/ / INSIGHTS

Why blockchain is not just for banks

Authored by: Alexander van Tuyll van Serooskerken, Senior Management Consultant, Synechron

If global supply chains are to gain the full benefit of this technology for managing payments and related data, all parties that play a role in global trade must be involved.

The last two years or so have been like a rollercoaster ride in the land of blockchain. Both existing and new players have been considering and evaluating the opportunities and the downsides of this important technological development.

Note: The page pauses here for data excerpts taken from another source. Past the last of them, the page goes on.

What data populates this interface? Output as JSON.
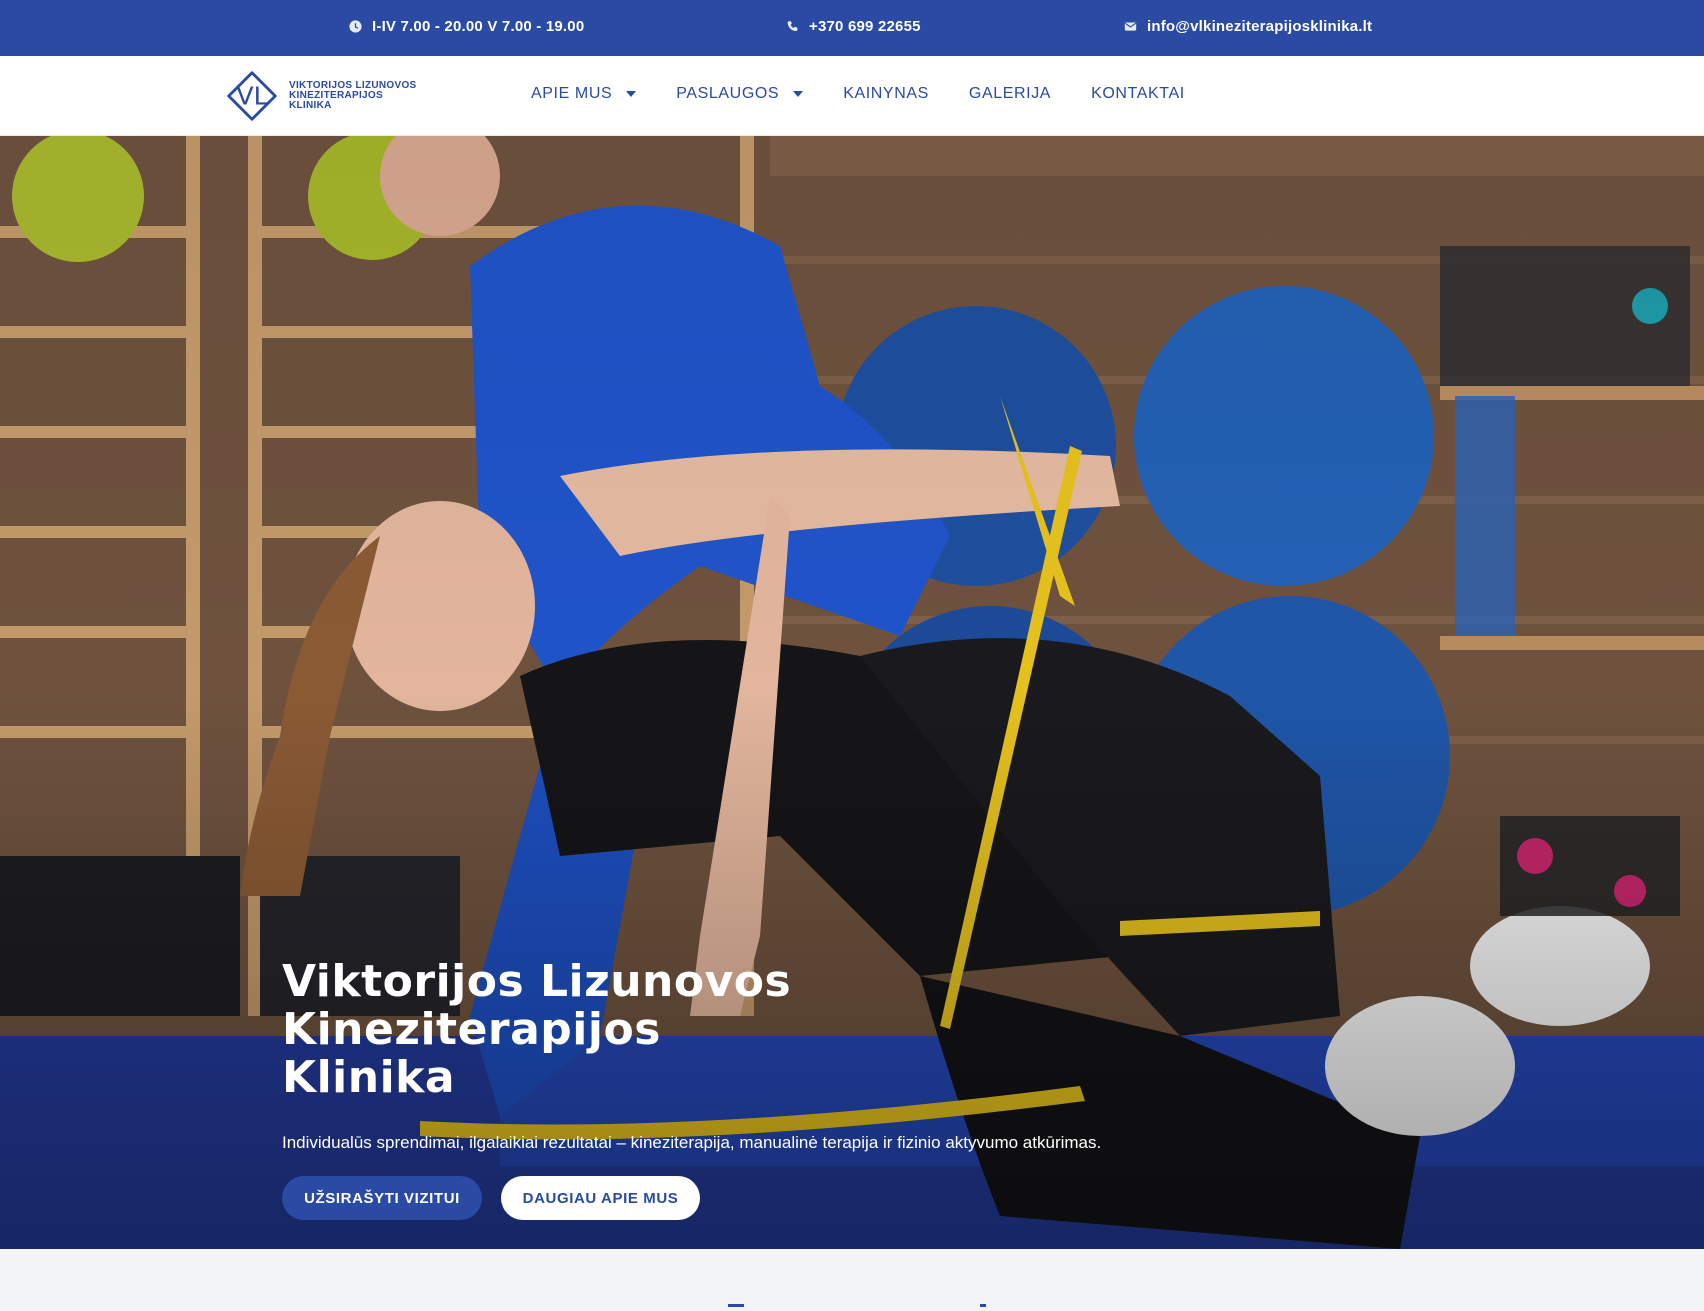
{
  "topbar": {
    "hours": "I-IV 7.00 - 20.00 V 7.00 - 19.00",
    "phone": "+370 699 22655",
    "email": "info@vlkineziterapijosklinika.lt",
    "icons": [
      "clock-icon",
      "phone-icon",
      "mail-icon"
    ]
  },
  "logo": {
    "mark": "VL",
    "line1": "VIKTORIJOS LIZUNOVOS",
    "line2": "KINEZITERAPIJOS",
    "line3": "KLINIKA"
  },
  "nav": {
    "items": [
      {
        "label": "APIE MUS",
        "has_dropdown": true
      },
      {
        "label": "PASLAUGOS",
        "has_dropdown": true
      },
      {
        "label": "KAINYNAS",
        "has_dropdown": false
      },
      {
        "label": "GALERIJA",
        "has_dropdown": false
      },
      {
        "label": "KONTAKTAI",
        "has_dropdown": false
      }
    ]
  },
  "hero": {
    "title_line1": "Viktorijos Lizunovos",
    "title_line2": "Kineziterapijos",
    "title_line3": "Klinika",
    "subtitle": "Individualūs sprendimai, ilgalaikiai rezultatai – kineziterapija, manualinė terapija ir fizinio aktyvumo atkūrimas.",
    "primary_button": "UŽSIRAŠYTI VIZITUI",
    "secondary_button": "DAUGIAU APIE MUS"
  },
  "colors": {
    "brand": "#2a4aa3",
    "white": "#ffffff",
    "background": "#f3f4f6"
  }
}
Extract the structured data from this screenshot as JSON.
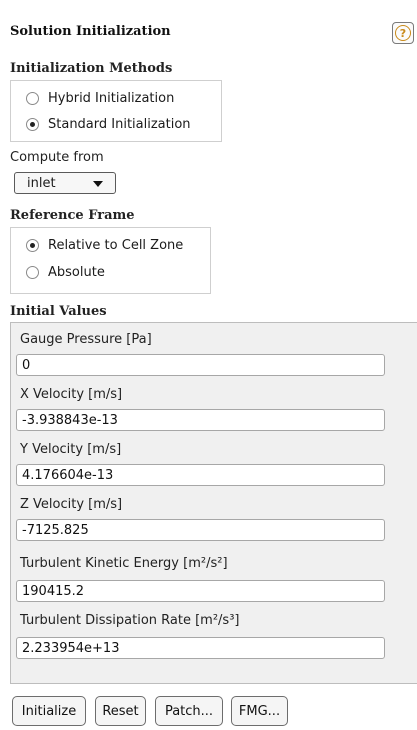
{
  "panel": {
    "title": "Solution Initialization",
    "help_icon": "help-icon",
    "help_glyph": "?"
  },
  "methods": {
    "label": "Initialization Methods",
    "options": [
      "Hybrid  Initialization",
      "Standard Initialization"
    ],
    "selected": "Standard Initialization"
  },
  "compute_from": {
    "label": "Compute from",
    "value": "inlet"
  },
  "reference_frame": {
    "label": "Reference Frame",
    "options": [
      "Relative to Cell Zone",
      "Absolute"
    ],
    "selected": "Relative to Cell Zone"
  },
  "initial_values": {
    "label": "Initial Values",
    "fields": [
      {
        "label": "Gauge Pressure [Pa]",
        "value": "0"
      },
      {
        "label": "X Velocity [m/s]",
        "value": "-3.938843e-13"
      },
      {
        "label": "Y Velocity [m/s]",
        "value": "4.176604e-13"
      },
      {
        "label": "Z Velocity [m/s]",
        "value": "-7125.825"
      },
      {
        "label": "Turbulent Kinetic Energy [m²/s²]",
        "value": "190415.2"
      },
      {
        "label": "Turbulent Dissipation Rate [m²/s³]",
        "value": "2.233954e+13"
      }
    ]
  },
  "buttons": {
    "initialize": "Initialize",
    "reset": "Reset",
    "patch": "Patch...",
    "fmg": "FMG..."
  }
}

The blockchain concept originally was developed as an efficient and secure way to manage and register transactions made with cryptocurrencies (for example, Bitcoin). Until now, it has mostly been of interest to individuals and financial institutions. But with its distributed-ledger technology (DLT) and smart contracts, blockchain has great potential to benefit all companies across the global supply chain—not just banks. This article will briefly explain what blockchain is, and then discuss why it is important for all parties involved in global trade transactions to adopt it.

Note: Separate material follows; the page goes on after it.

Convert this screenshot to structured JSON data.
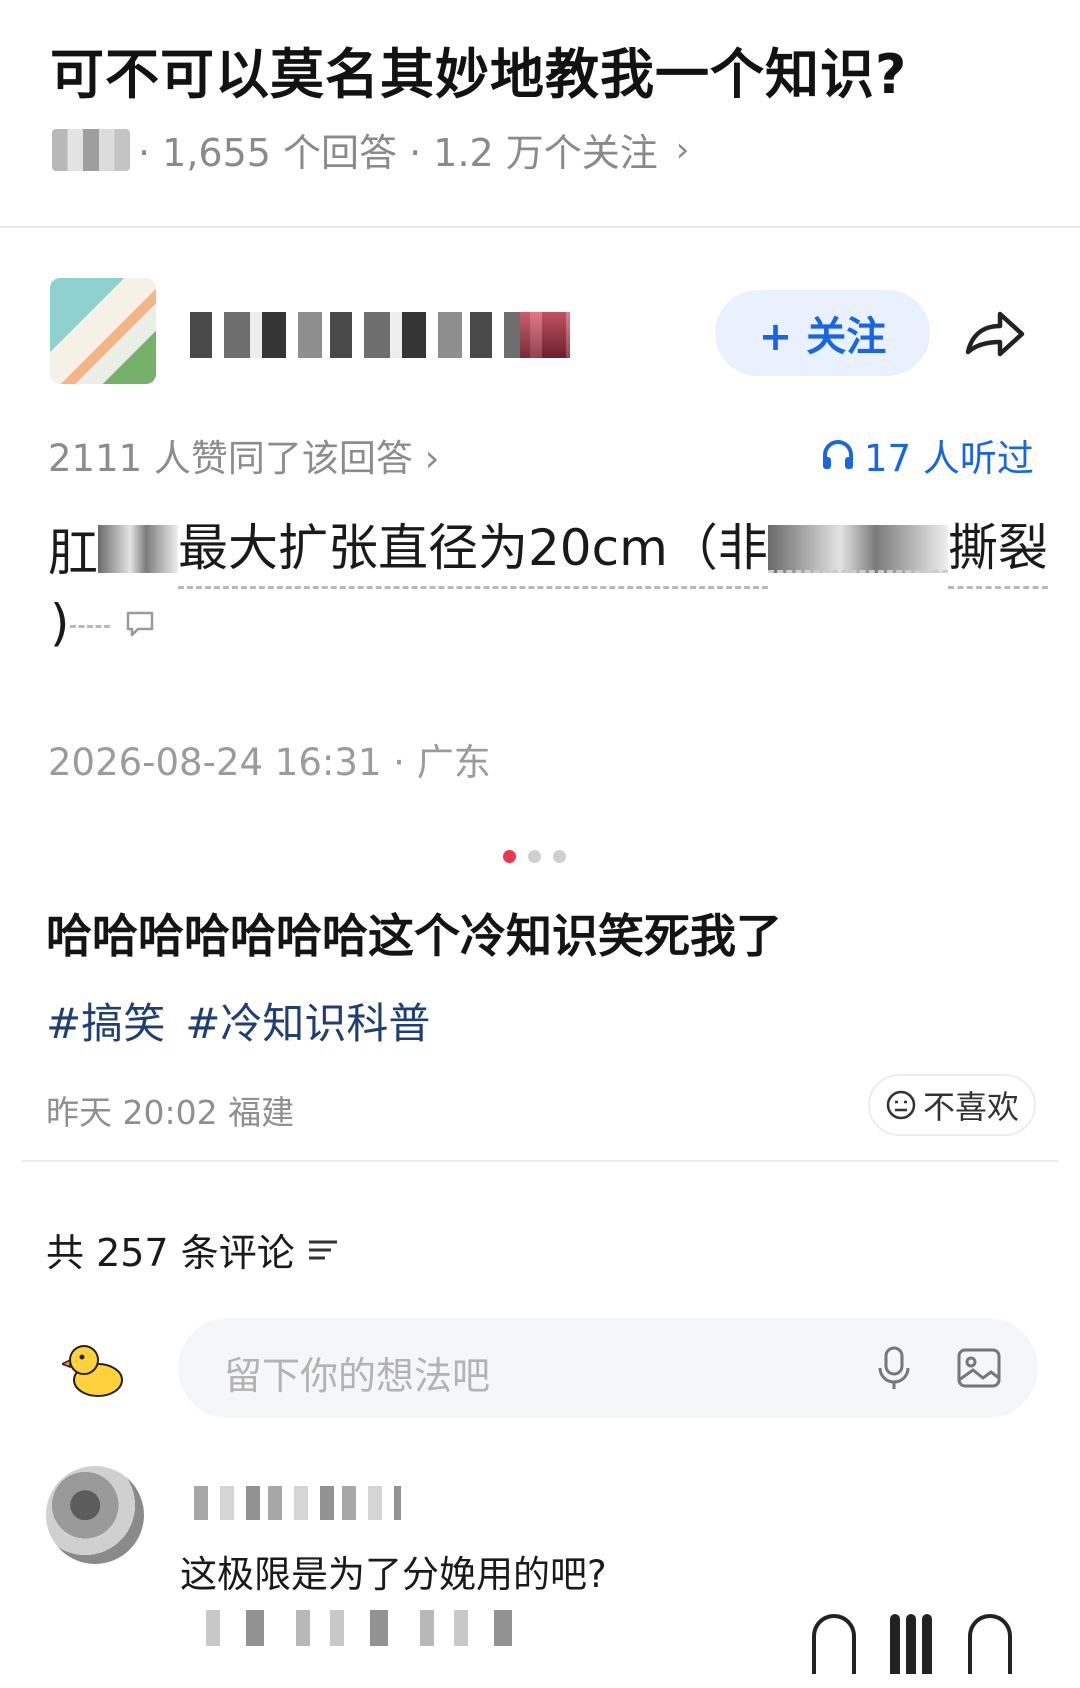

DLT, smart contracts, and digital payments
Blockchain is a new computing infrastructure that emerged to power the Bitcoin digital currency application. In essence, blockchain provides the opportunity to have a connected, secure world with a distributed ledger that centralizes data for the involved parties and the ability to run automated checks and processes (called "smart code" or "smart contracts," depending on the legal implications of the code) that trigger all kinds of events (for example, payments).

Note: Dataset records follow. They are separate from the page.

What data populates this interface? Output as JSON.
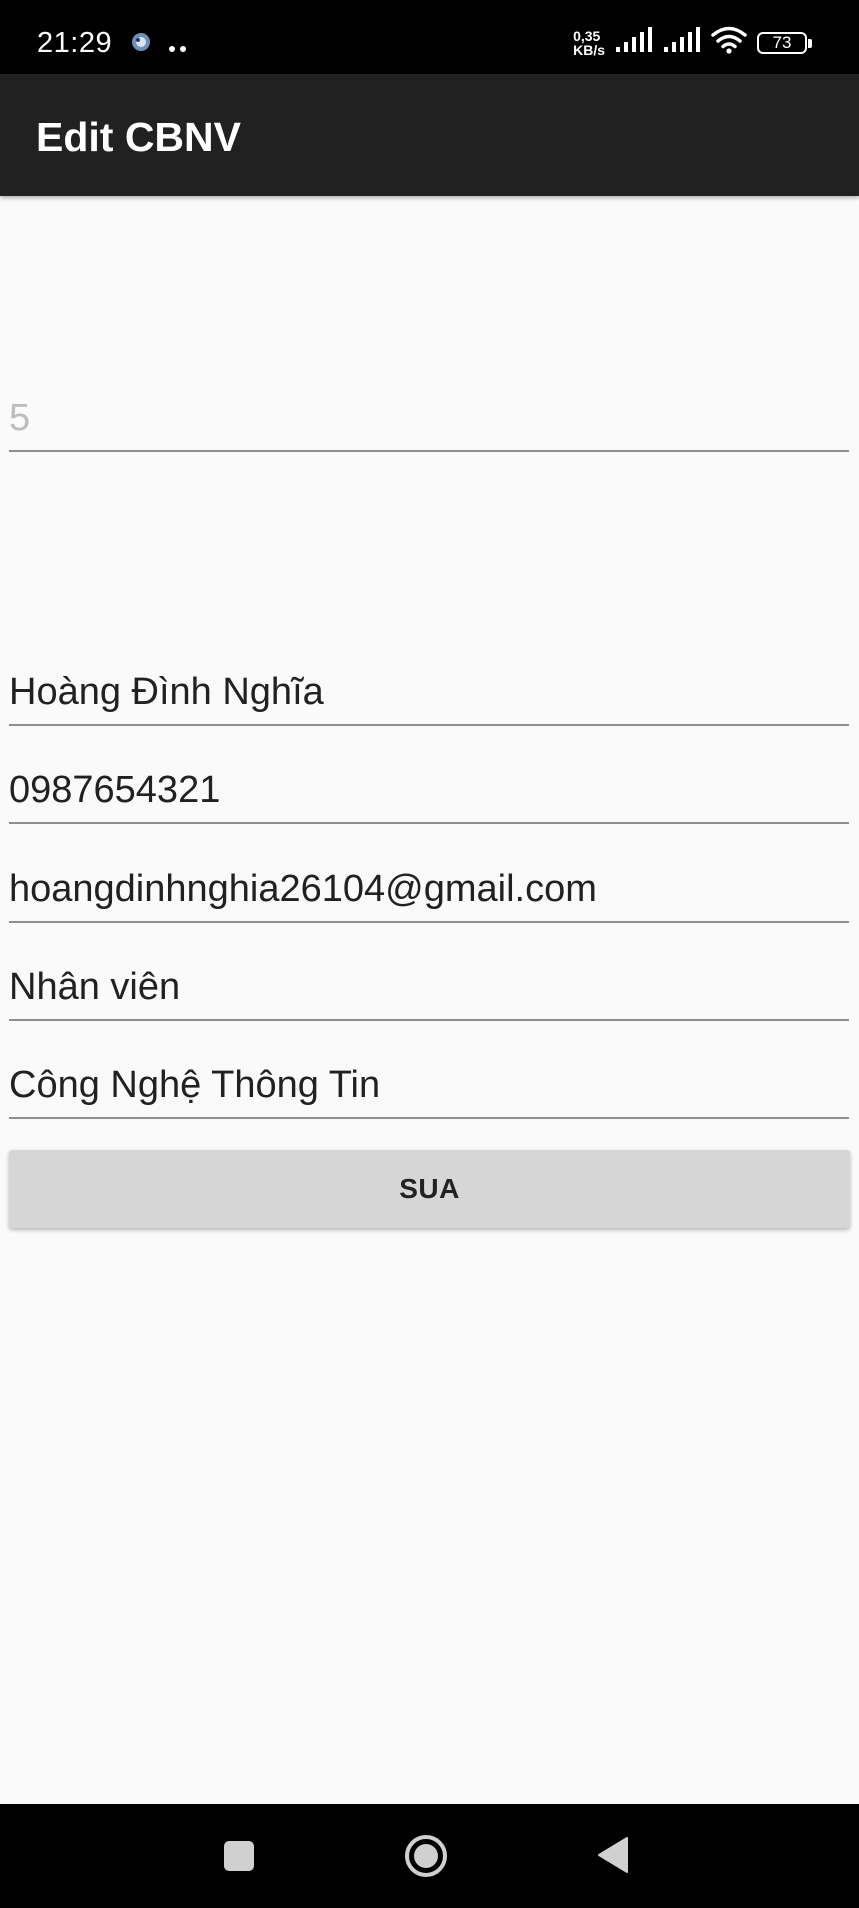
{
  "status_bar": {
    "time": "21:29",
    "net_speed_value": "0,35",
    "net_speed_unit": "KB/s",
    "battery": "73",
    "icons": [
      "app-notification-icon",
      "more-dots-icon",
      "signal-icon",
      "signal-icon",
      "wifi-icon",
      "battery-icon"
    ]
  },
  "app_bar": {
    "title": "Edit CBNV"
  },
  "form": {
    "id_field": {
      "hint": "5",
      "value": ""
    },
    "name_field": {
      "value": "Hoàng Đình Nghĩa"
    },
    "phone_field": {
      "value": "0987654321"
    },
    "email_field": {
      "value": "hoangdinhnghia26104@gmail.com"
    },
    "position_field": {
      "value": "Nhân viên"
    },
    "department_field": {
      "value": "Công Nghệ Thông Tin"
    },
    "submit_label": "SUA"
  },
  "nav_bar": {
    "icons": [
      "recents-square-icon",
      "home-circle-icon",
      "back-triangle-icon"
    ]
  },
  "colors": {
    "status_bar": "#000000",
    "app_bar": "#212121",
    "background": "#fafafa",
    "button": "#d6d6d6",
    "underline": "#8e8e8e",
    "hint_text": "#bdbdbd"
  }
}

The distributed-ledger technology component of blockchain allows each counterparty to have its own copy of the same ledger, similar to the way a Google doc allows multiple parties to view the same information at the same time. The database is built to be immutable, which means there is inherent security. Blockchain also allows for smart contracts to be coded and connected in such a way that the contract automatically executes an event if certain preconditions are met. An example would be a (near) real-time payment when goods are delivered.